You can see what the bore cleaning brush looked like in the first picture above – one is being held vertically by the soldier on the extreme right of the photograph.  I wonder what the rest of the crew did to the idiot who left the brush in the barrel?



  1. That pistol photo looks like one Jerry Miculek has shared on occasion, although I think his shows 7 bullets. That means this has happened more than once!

  2. My BIL had a job for a while that required he test weapons to failure. I don't believe leaving a bore brush in the barrel was one of the protocols.
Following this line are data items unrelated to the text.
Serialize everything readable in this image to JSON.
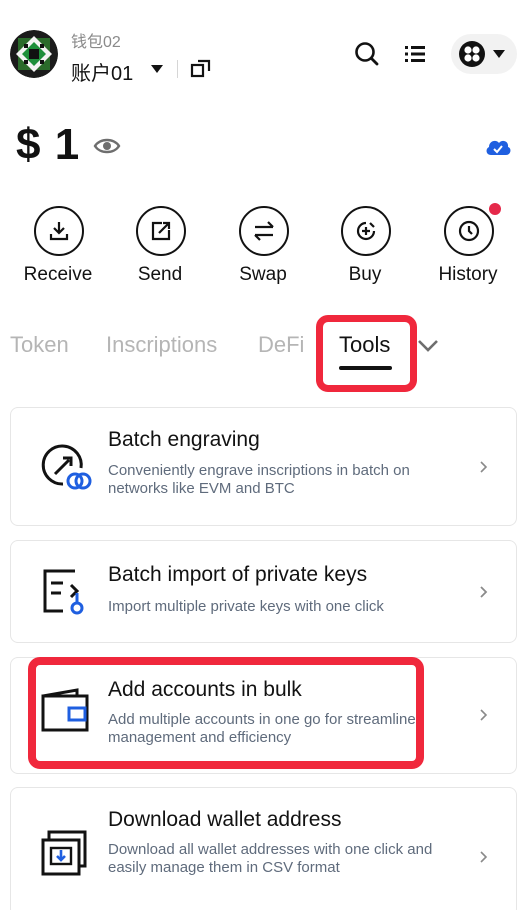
{
  "header": {
    "wallet_name": "钱包02",
    "account_name": "账户01"
  },
  "balance": {
    "amount": "$ 1"
  },
  "actions": [
    {
      "label": "Receive",
      "icon": "download-icon"
    },
    {
      "label": "Send",
      "icon": "send-icon"
    },
    {
      "label": "Swap",
      "icon": "swap-icon"
    },
    {
      "label": "Buy",
      "icon": "buy-icon"
    },
    {
      "label": "History",
      "icon": "clock-icon"
    }
  ],
  "tabs": [
    {
      "label": "Token",
      "active": false
    },
    {
      "label": "Inscriptions",
      "active": false
    },
    {
      "label": "DeFi",
      "active": false
    },
    {
      "label": "Tools",
      "active": true
    }
  ],
  "tools": [
    {
      "title": "Batch engraving",
      "description": "Conveniently engrave inscriptions in batch on networks like EVM and BTC",
      "icon": "engrave-icon"
    },
    {
      "title": "Batch import of private keys",
      "description": "Import multiple private keys with one click",
      "icon": "import-keys-icon"
    },
    {
      "title": "Add accounts in bulk",
      "description": "Add multiple accounts in one go for streamlined management and efficiency",
      "icon": "wallet-icon"
    },
    {
      "title": "Download wallet address",
      "description": "Download all wallet addresses with one click and easily manage them in CSV format",
      "icon": "download-address-icon"
    }
  ],
  "colors": {
    "highlight": "#f0283c",
    "badge": "#e5294a",
    "cloud": "#1f5fe0",
    "tool_accent": "#1f5fe0"
  }
}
  3. In the FA, you don't have to make a mistake like that to kill people. I read a story by a Gun Bunny back in the 80s. They had a 105 shell detonate soon after leaving the bore. Not one of the crew was touched, fortunately, but it shredded the canvas of the deuce and half truck parked a short distance behind them.

  4. That makes me worried about the type of fuses they were using; modern fuses don't arm until they have accelerated to a certain point AND traveled a certain distance – precisely to avoid accidents like this, as well as to make them safer to handle and transport.

  5. Judging by the shrapnel tear on the upright behind the exploded muzzle, brown trousers would have been the best case, much better than red.

  6. Given how antsy folks can get, I'm wondering if the fault wasn't on whoever was pulling the trigger.

    Betting lack of sleep and/or an OD of terror was going on before that point, though.